Workbench

It followed me home

At the start of this project I didn’t have any sort of woodworking shop set up.   Most of my tools were in the garage, so I was thinking of clearing a spot in the basement for a bench and gradually shifting some things down there.  Probably just make a basic work table for now and then upgrade as needed.  But then this popped up for sale in the surrounding area and, well,  I was very interested.  Great looking vintage woodworking bench, two wooden screw vises, used but not abused, something funky with one of the legs but I need to know more. I contact the owner, she’s very nice, I go out to look at it.   It’s very cool –  fairly large, one of the vises is stuck, and the right front leg looks like the end rotted so its been sistered with a 2 x 4.  The base looks like someone may have substituted a chest of drawers for the the original, so I wonder how sturdy it is.  We have a great conversation, this is part of her father’s or grandfather’s shop, it’s very compelling but somehow I talk myself out of it.  Part of my reservation is that I’ve worked full time at a bench before, and while vintage woodworking items are very romantic, they’re not always practical (there’s a reason there are no more wooden vise screws).  So I know this is more of a showpiece than an everyday bench.  It’s amazing but a bit of a project and I’m trying to limit my scope creep, so reluctantly I take a pass, patting myself on the back for my new found practicality and iron willed discipline.  

Alas, the romantic dies hard.  I try to dismiss it but it keeps popping into my head.   I  check periodically to see if someone has put me out of my misery, but it remains available.  After several months, I can’t stand it anymore and go and get it. 

I borrow a friend’s pickup, it’s raining, but I’m able to tarp most of it so it doesn’t get soaked.

The top is pretty heavy so it goes down to the basement in two pieces.  I start to go over it.  The stuck tail vise loosens up without much of a fight, but the front vise is loose, something needs adjustment.  There is no manufacturer that I can see, but there is very faint writing in crayon under the top that says: “Starr Piano Co., Richmond In”. 

Richmond is not far from where I picked it up – so I look up the Starr Piano Company…

The Starr Piano Company started in 1884 and seems to have closed in the 1950’s (more details at right).  I’d love to get an idea of how old the bench is but it has no other identifying marks.  It has wood screw vises and hand cut dovetails, and these eventually gave way to metal vises and machine cut dovetails around 1900, so I’d guess that it wouldn’t be later than the 1910’s?   Apparently it was fairly common for a manufacturing company this size to make its own workbenches, and since they were building pianos, a few workbenches wouldn’t have phased them.   Workbenches from this era vary a lot in build quality but both the top and the base are well thought out and nicely executed.  The vises in particular have some attractive details, like molding and dovetails.

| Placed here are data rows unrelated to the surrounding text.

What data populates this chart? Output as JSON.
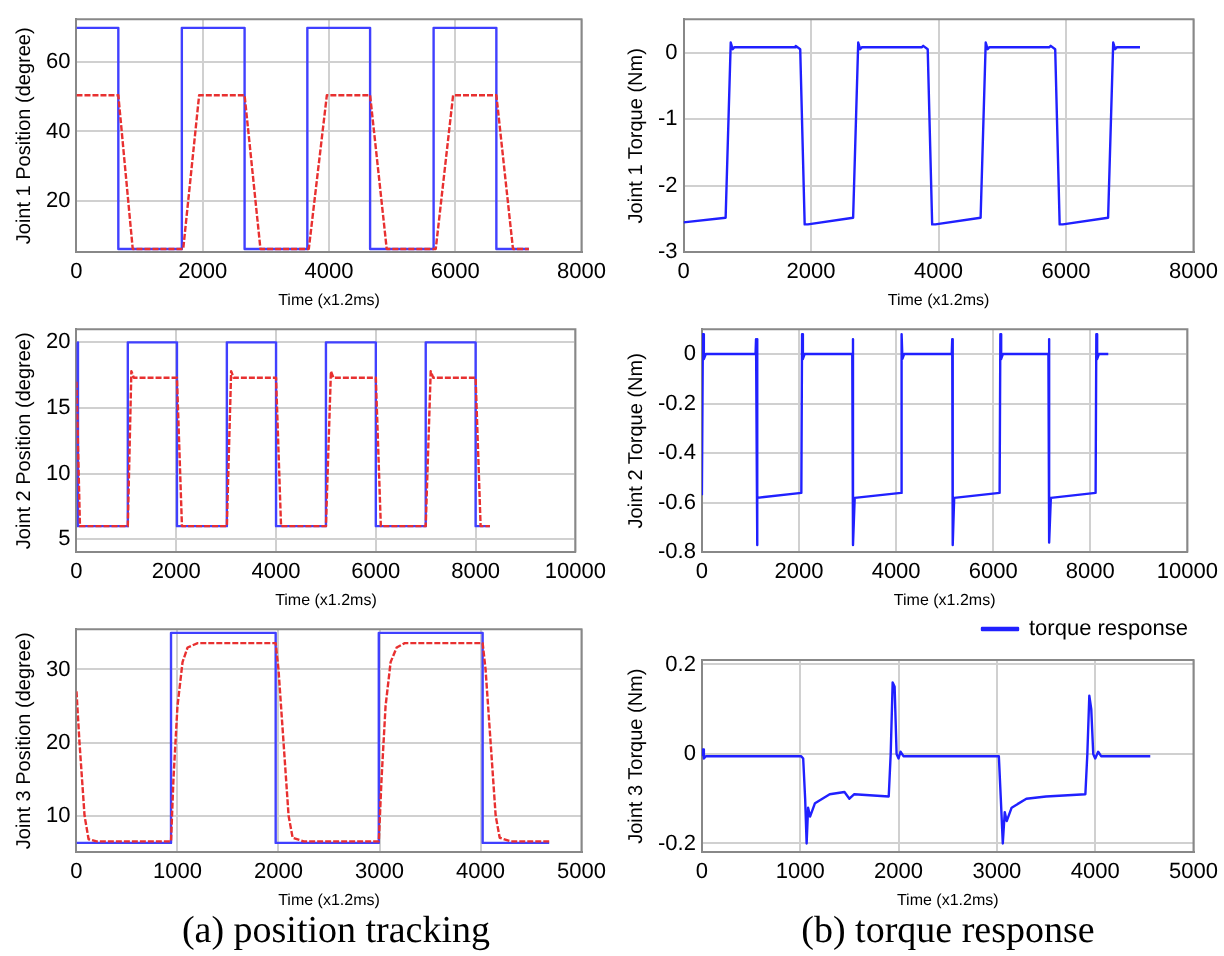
{
  "chart_data": [
    {
      "type": "line",
      "xlabel": "Time (x1.2ms)",
      "ylabel": "Joint 1 Position (degree)",
      "xlim": [
        0,
        8000
      ],
      "xticks": [
        0,
        2000,
        4000,
        6000,
        8000
      ],
      "ylim": [
        5,
        72.5
      ],
      "yticks": [
        20,
        40,
        60
      ],
      "grid": true,
      "legend": false,
      "marker": "none",
      "series": [
        {
          "color": "#4040ff",
          "line_style": "solid",
          "x": [
            0,
            663,
            663,
            1669,
            1669,
            2663,
            2663,
            3657,
            3657,
            4651,
            4651,
            5657,
            5657,
            6651,
            6651,
            7166
          ],
          "values": [
            70,
            70,
            6,
            6,
            70,
            70,
            6,
            6,
            70,
            70,
            6,
            6,
            70,
            70,
            6,
            6
          ]
        },
        {
          "color": "#e83030",
          "line_style": "dashed",
          "x": [
            0,
            663,
            891,
            1691,
            1943,
            2663,
            2914,
            3680,
            3966,
            4651,
            4914,
            5691,
            5966,
            6651,
            6914,
            7166
          ],
          "values": [
            50.5,
            50.5,
            6,
            6,
            50.5,
            50.5,
            6,
            6,
            50.5,
            50.5,
            6,
            6,
            50.5,
            50.5,
            6,
            6
          ]
        }
      ]
    },
    {
      "type": "line",
      "xlabel": "Time (x1.2ms)",
      "ylabel": "Joint 1 Torque (Nm)",
      "xlim": [
        0,
        8000
      ],
      "xticks": [
        0,
        2000,
        4000,
        6000,
        8000
      ],
      "ylim": [
        -3,
        0.5
      ],
      "yticks": [
        -3,
        -2,
        -1,
        0
      ],
      "grid": true,
      "legend": false,
      "marker": "none",
      "series": [
        {
          "color": "#2020ff",
          "line_style": "solid",
          "x": [
            0,
            660,
            740,
            770,
            800,
            1740,
            1760,
            1830,
            1900,
            1950,
            2660,
            2740,
            2770,
            2800,
            3740,
            3760,
            3830,
            3900,
            3950,
            4660,
            4740,
            4770,
            4800,
            5740,
            5760,
            5830,
            5900,
            5950,
            6660,
            6740,
            6770,
            6800,
            7160
          ],
          "values": [
            -2.55,
            -2.48,
            0.15,
            0.05,
            0.08,
            0.08,
            0.1,
            0.05,
            -2.58,
            -2.58,
            -2.48,
            0.15,
            0.05,
            0.08,
            0.08,
            0.1,
            0.05,
            -2.58,
            -2.58,
            -2.48,
            0.15,
            0.05,
            0.08,
            0.08,
            0.1,
            0.05,
            -2.58,
            -2.58,
            -2.48,
            0.15,
            0.05,
            0.08,
            0.08
          ]
        }
      ]
    },
    {
      "type": "line",
      "xlabel": "Time (x1.2ms)",
      "ylabel": "Joint 2 Position (degree)",
      "xlim": [
        0,
        10000
      ],
      "xticks": [
        0,
        2000,
        4000,
        6000,
        8000,
        10000
      ],
      "ylim": [
        4,
        21
      ],
      "yticks": [
        5,
        10,
        15,
        20
      ],
      "grid": true,
      "legend": false,
      "marker": "none",
      "series": [
        {
          "color": "#4040ff",
          "line_style": "solid",
          "x": [
            0,
            30,
            30,
            1029,
            1029,
            2014,
            2014,
            3014,
            3014,
            4000,
            4000,
            5000,
            5000,
            6000,
            6000,
            7000,
            7000,
            8000,
            8000,
            8286
          ],
          "values": [
            20,
            20,
            6,
            6,
            20,
            20,
            6,
            6,
            20,
            20,
            6,
            6,
            20,
            20,
            6,
            6,
            20,
            20,
            6,
            6
          ]
        },
        {
          "color": "#e83030",
          "line_style": "dashed",
          "x": [
            0,
            70,
            1029,
            1100,
            1150,
            2014,
            2114,
            3014,
            3100,
            3150,
            4000,
            4100,
            5000,
            5100,
            5150,
            6000,
            6100,
            7000,
            7100,
            7150,
            8000,
            8100,
            8286
          ],
          "values": [
            17,
            6,
            6,
            17.8,
            17.3,
            17.3,
            6,
            6,
            17.8,
            17.3,
            17.3,
            6,
            6,
            17.8,
            17.3,
            17.3,
            6,
            6,
            17.8,
            17.3,
            17.3,
            6,
            6
          ]
        }
      ]
    },
    {
      "type": "line",
      "xlabel": "Time (x1.2ms)",
      "ylabel": "Joint 2 Torque (Nm)",
      "xlim": [
        0,
        10000
      ],
      "xticks": [
        0,
        2000,
        4000,
        6000,
        8000,
        10000
      ],
      "ylim": [
        -0.8,
        0.1
      ],
      "yticks": [
        -0.8,
        -0.6,
        -0.4,
        -0.2,
        0
      ],
      "grid": true,
      "legend": false,
      "marker": "none",
      "series": [
        {
          "color": "#2020ff",
          "line_style": "solid",
          "x": [
            0,
            20,
            40,
            80,
            1105,
            1115,
            1125,
            1155,
            2048,
            2063,
            2080,
            2115,
            3097,
            3107,
            3117,
            3147,
            4098,
            4113,
            4130,
            4165,
            5146,
            5156,
            5166,
            5196,
            6132,
            6147,
            6164,
            6199,
            7137,
            7147,
            7157,
            7187,
            8109,
            8124,
            8141,
            8176,
            8370
          ],
          "values": [
            -0.57,
            0.08,
            -0.02,
            0,
            0,
            0.06,
            -0.77,
            -0.58,
            -0.56,
            0.08,
            -0.02,
            0,
            0,
            0.06,
            -0.77,
            -0.58,
            -0.56,
            0.08,
            -0.02,
            0,
            0,
            0.06,
            -0.77,
            -0.58,
            -0.56,
            0.08,
            -0.02,
            0,
            0,
            0.06,
            -0.76,
            -0.58,
            -0.56,
            0.08,
            -0.02,
            0,
            0
          ]
        }
      ]
    },
    {
      "type": "line",
      "xlabel": "Time (x1.2ms)",
      "ylabel": "Joint 3 Position (degree)",
      "xlim": [
        0,
        5000
      ],
      "xticks": [
        0,
        1000,
        2000,
        3000,
        4000,
        5000
      ],
      "ylim": [
        5,
        35.5
      ],
      "yticks": [
        10,
        20,
        30
      ],
      "grid": true,
      "legend": false,
      "marker": "none",
      "annotations": [
        "(a) position tracking"
      ],
      "series": [
        {
          "color": "#4040ff",
          "line_style": "solid",
          "x": [
            0,
            936,
            936,
            1972,
            1972,
            2993,
            2993,
            4021,
            4021,
            4680
          ],
          "values": [
            6.3,
            6.3,
            35,
            35,
            6.3,
            6.3,
            35,
            35,
            6.3,
            6.3
          ]
        },
        {
          "color": "#e83030",
          "line_style": "dashed",
          "x": [
            0,
            30,
            80,
            120,
            200,
            936,
            960,
            1000,
            1050,
            1100,
            1200,
            1972,
            2000,
            2050,
            2100,
            2140,
            2250,
            2993,
            3020,
            3060,
            3110,
            3170,
            3250,
            4021,
            4050,
            4100,
            4150,
            4190,
            4300,
            4680
          ],
          "values": [
            27,
            20,
            10,
            6.8,
            6.5,
            6.5,
            15,
            25,
            31,
            33,
            33.6,
            33.6,
            30,
            20,
            10,
            7,
            6.5,
            6.5,
            15,
            25,
            31,
            33,
            33.6,
            33.6,
            30,
            20,
            10,
            7,
            6.5,
            6.5
          ]
        }
      ]
    },
    {
      "type": "line",
      "xlabel": "Time (x1.2ms)",
      "ylabel": "Joint 3 Torque (Nm)",
      "xlim": [
        0,
        5000
      ],
      "xticks": [
        0,
        1000,
        2000,
        3000,
        4000,
        5000
      ],
      "ylim": [
        -0.22,
        0.21
      ],
      "yticks": [
        -0.2,
        0,
        0.2
      ],
      "grid": true,
      "legend": "top right",
      "marker": "none",
      "annotations": [
        "(b) torque response"
      ],
      "series": [
        {
          "name": "torque response",
          "color": "#2020ff",
          "line_style": "solid",
          "x": [
            0,
            10,
            20,
            40,
            1010,
            1030,
            1050,
            1065,
            1080,
            1100,
            1150,
            1300,
            1450,
            1500,
            1550,
            1900,
            1920,
            1940,
            1960,
            1980,
            2000,
            2020,
            2050,
            3020,
            3040,
            3060,
            3080,
            3100,
            3150,
            3300,
            3500,
            3900,
            3920,
            3940,
            3960,
            3980,
            4000,
            4030,
            4060,
            4560
          ],
          "values": [
            -0.005,
            0.01,
            -0.01,
            -0.005,
            -0.005,
            -0.01,
            -0.1,
            -0.2,
            -0.12,
            -0.14,
            -0.11,
            -0.09,
            -0.085,
            -0.1,
            -0.09,
            -0.095,
            0,
            0.16,
            0.15,
            0,
            -0.01,
            0.005,
            -0.005,
            -0.005,
            -0.1,
            -0.2,
            -0.13,
            -0.15,
            -0.12,
            -0.1,
            -0.095,
            -0.09,
            0,
            0.13,
            0.1,
            0,
            -0.01,
            0.005,
            -0.005,
            -0.005
          ]
        }
      ]
    }
  ]
}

It has a tool tray in the back that has been filled in which is fine, I like the larger work surface that provides.   And it is really covered in what appears to be shellac, varnish and paint, so it has seen some finishing work at some point, who knows if it was at Starr or afterwards.  It does need some work but is serviceable as is.  The patina is great but a little chunky, so it’s definitely a candidate for restoration down the line.  But it’s a great to have a workbench from the music industry added to the project, I need all the help I can get.

And now, back to our regularly scheduled programming. 

According to the Morrison-Reeves Library in Richmond, Indiana:

The Starr Piano Company began as the Trayser Piano Co. in 1872. One if its founders was James Starr. In 1878, the company was reorganized as the Chase Piano Company, and Benjamin Starr joined his brother James in the business. In 1884 they bought 23 acres in the Whitewater Valley gorge and constructed a six-story factory powered by the river. In 1893 it became the Starr Piano Company, and it soon became a sprawling complex of buildings and lumber yards and one of the biggest employers in Richmond.

By the 1920s, it was manufactuing not only pianos but phonographs, and, to go with the phonographs it began producing records. The Gennett Records Division of Starr Piano recorded artists of early jazz, blues, and country. Because these were new music forms in the 1920s the large record companies did not record them at all, so the records produced during this time constitute the earliest recorded examples of these forms. Artists such as Louis Armstrong, Jelly Roll Morton, Hoagy Carmichael, and Bix Beiderbecke performed in the studio in the Whitewater gorge.

Declining record sales and the Depression ended Gennett Records, and the Starr name continued for a few more years making radio cabinets and refrigerators. The complex fell into disrepair and in the 1970s demolition reduced it to a few structures — the smokestack and the shell of the building that still bears the shadow of the Gennett Records logo.